Nel fregio sulla trabeazione, secondo uno stile tipicamente romano, con figure tozze e animali esageratamente grandi, si svolge una scena di sacrificio in cui l’interesse maggiore viene dato al significato simbolico piuttosto che a una rappresentazione verosimigliante alla realtà. Ai lati del fornice si stagliano i pannelli più interessanti, i quali commemorano due fasi del trionfo dell’imperatore dopo la conquista di Gerusalemme nel 70 d.C.: il pannello destro mostra Tito su una quadriga condotta dalla personificazione della Virtù, mentre viene incoronato dalla Vittoria ed è circondato da altre due figure, forse la dea Roma e il Genio del popolo romano, sullo sfondo una folla che festeggia il trionfatore; il pannello sinistro raffigura l’ingresso del corteo nella porta triumphalis, raffigurata all’estrema destra, un corteo in cui vengono portati tutti i beni sottratti a Gerusalemme, i ricchi arredi del tempio, oggetti preziosi, uno dei candelabri a sette braccia e le tabelle con l’elenco degli oggetti presi e delle città vinte.
Vi sono delle novità estremamente importanti in queste opere, un nuovo modo di rappresentare il rapporto tra lo spettatore e l’opera d’arte, frutto a sua volta di un cambiamento nel sentire il rapporto tra l’uomo e la realtà del mondo. Mentre per l’arte greca lo spettatore era fermo in un punto davanti al quale scorreva, sopra una linea orizzontale, il piano su cui si muovevano le figure della composizione, adesso, nonostante un disegno ancora classicistico, davanti allo spettatore, sempre fermo, scorre una linea concava e convessa che si avvicina a lui fino a sfiorarlo per poi ripiegare e scomparire (per esempio sotto la porta triumphalis).
Il fondo è concavo, vi è un maggiore affollamento e una variazione del rilievo che riesce a rendere meglio la spazialità e l’idea di chi sia più lontano e chi più vicino allo spettatore.

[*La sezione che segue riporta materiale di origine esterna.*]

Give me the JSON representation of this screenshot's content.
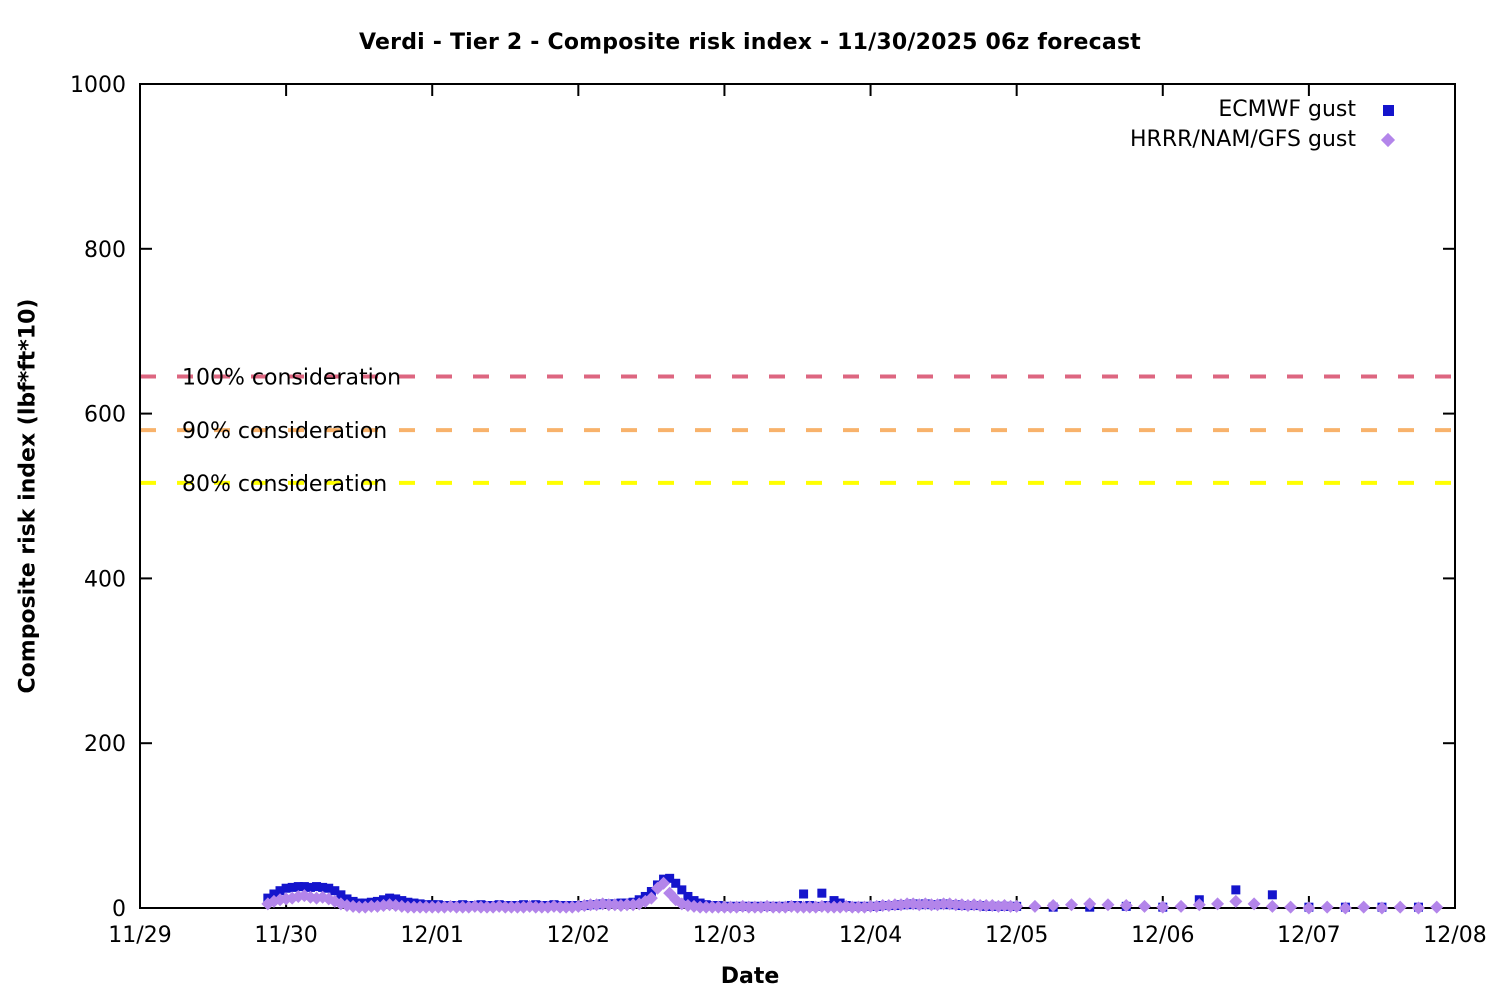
{
  "chart_data": {
    "type": "scatter",
    "title": "Verdi - Tier 2 - Composite risk index - 11/30/2025 06z forecast",
    "xlabel": "Date",
    "ylabel": "Composite risk index (lbf*ft*10)",
    "grid": false,
    "legend_position": "top-right-inside",
    "x_axis": {
      "tick_labels": [
        "11/29",
        "11/30",
        "12/01",
        "12/02",
        "12/03",
        "12/04",
        "12/05",
        "12/06",
        "12/07",
        "12/08"
      ],
      "days_span": 9,
      "x_unit": "hours since 11/29 00:00"
    },
    "y_axis": {
      "min": 0,
      "max": 1000,
      "ticks": [
        0,
        200,
        400,
        600,
        800,
        1000
      ]
    },
    "thresholds": [
      {
        "label": "100% consideration",
        "value": 645,
        "color": "#dd6680"
      },
      {
        "label": "90% consideration",
        "value": 580,
        "color": "#f8b26b"
      },
      {
        "label": "80% consideration",
        "value": 516,
        "color": "#ffff00"
      }
    ],
    "series": [
      {
        "name": "ECMWF gust",
        "marker": "square",
        "color": "#1414cc",
        "segments": [
          {
            "start_hour": 21,
            "step_hours": 1,
            "values": [
              12,
              17,
              21,
              24,
              25,
              26,
              26,
              25,
              26,
              25,
              24,
              21,
              16,
              11,
              8,
              6,
              6,
              7,
              8,
              10,
              12,
              11,
              9,
              7,
              6,
              5,
              4,
              4,
              4,
              3,
              3,
              3,
              4,
              3,
              3,
              4,
              3,
              3,
              4,
              3,
              3,
              3,
              4,
              3,
              4,
              3,
              3,
              4,
              3,
              3,
              3,
              3,
              3,
              4,
              4,
              5,
              5,
              5,
              6,
              6,
              7,
              10,
              14,
              20,
              28,
              35,
              36,
              30,
              22,
              14,
              9,
              6,
              4,
              3,
              3,
              2,
              2,
              2,
              2,
              2,
              2,
              2,
              2,
              2,
              2,
              2,
              3,
              3,
              17,
              3,
              2,
              18,
              3,
              9,
              6,
              3,
              2,
              2,
              2,
              2,
              2,
              3,
              3,
              3,
              4,
              4,
              5,
              4,
              5,
              4,
              4,
              5,
              4,
              4,
              3,
              3,
              3,
              3,
              2,
              2,
              2,
              2,
              2,
              2
            ]
          },
          {
            "start_hour": 150,
            "step_hours": 6,
            "values": [
              1,
              1,
              2,
              1,
              10,
              22,
              16,
              1,
              1,
              1,
              1
            ]
          }
        ]
      },
      {
        "name": "HRRR/NAM/GFS gust",
        "marker": "diamond",
        "color": "#b385ea",
        "segments": [
          {
            "start_hour": 21,
            "step_hours": 1,
            "values": [
              5,
              8,
              10,
              11,
              12,
              14,
              15,
              13,
              12,
              13,
              11,
              8,
              5,
              3,
              2,
              1,
              1,
              2,
              2,
              3,
              4,
              3,
              2,
              1,
              1,
              1,
              1,
              1,
              1,
              1,
              2,
              1,
              1,
              1,
              2,
              1,
              1,
              1,
              2,
              1,
              1,
              1,
              1,
              2,
              1,
              1,
              1,
              2,
              1,
              1,
              1,
              2,
              3,
              4,
              4,
              5,
              4,
              4,
              3,
              4,
              4,
              5,
              8,
              12,
              24,
              30,
              18,
              10,
              5,
              3,
              2,
              1,
              1,
              1,
              1,
              1,
              1,
              1,
              2,
              1,
              1,
              1,
              2,
              1,
              1,
              1,
              2,
              1,
              1,
              1,
              1,
              2,
              1,
              1,
              1,
              2,
              1,
              1,
              1,
              2,
              2,
              3,
              3,
              4,
              4,
              5,
              5,
              4,
              5,
              4,
              4,
              5,
              5,
              4,
              4,
              3,
              4,
              3,
              3,
              3,
              2,
              3,
              2,
              2
            ]
          },
          {
            "start_hour": 147,
            "step_hours": 3,
            "values": [
              2,
              3,
              4,
              5,
              4,
              3,
              2,
              1,
              2,
              4,
              5,
              8,
              5,
              2,
              1,
              0,
              1,
              0,
              1,
              0,
              1,
              0,
              1
            ]
          }
        ]
      }
    ]
  }
}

Le figure è come se si muovessero su più piani, curvano nel loro percorso, non procedono su linee rette, sono viste di tre quarti e di faccia: chi osserva risulta sempre più partecipe della scena, sempre più circondato da ciò che avviene nella raffigurazione e solo un secolo più tardi sembrerà quasi entrare nell’opera d’arte e guardare da una seconda fila immaginaria, dietro le spalle dei personaggi in primo piano.
Questo tentativo, a cui ancora non si è pronti e che non risulta ben riuscito, si tenta nella volta dell’arco al cui centro è raffigurata una formella con la rappresentazione dell’apoteosi di Tito: l’imperatore è portato in cielo da un’aquila e uno scorcio ardito pone la sua testa a contatto immediato con il corpo dell’uccello.
La disinvoltura manca ma il tentativo di rendere il movimento e la partecipazione dello spettatore c’è.
La strada è stata spianata per gli sviluppi futuri.
L’Arco di Tito racconta quel che è stato e quel che sarà.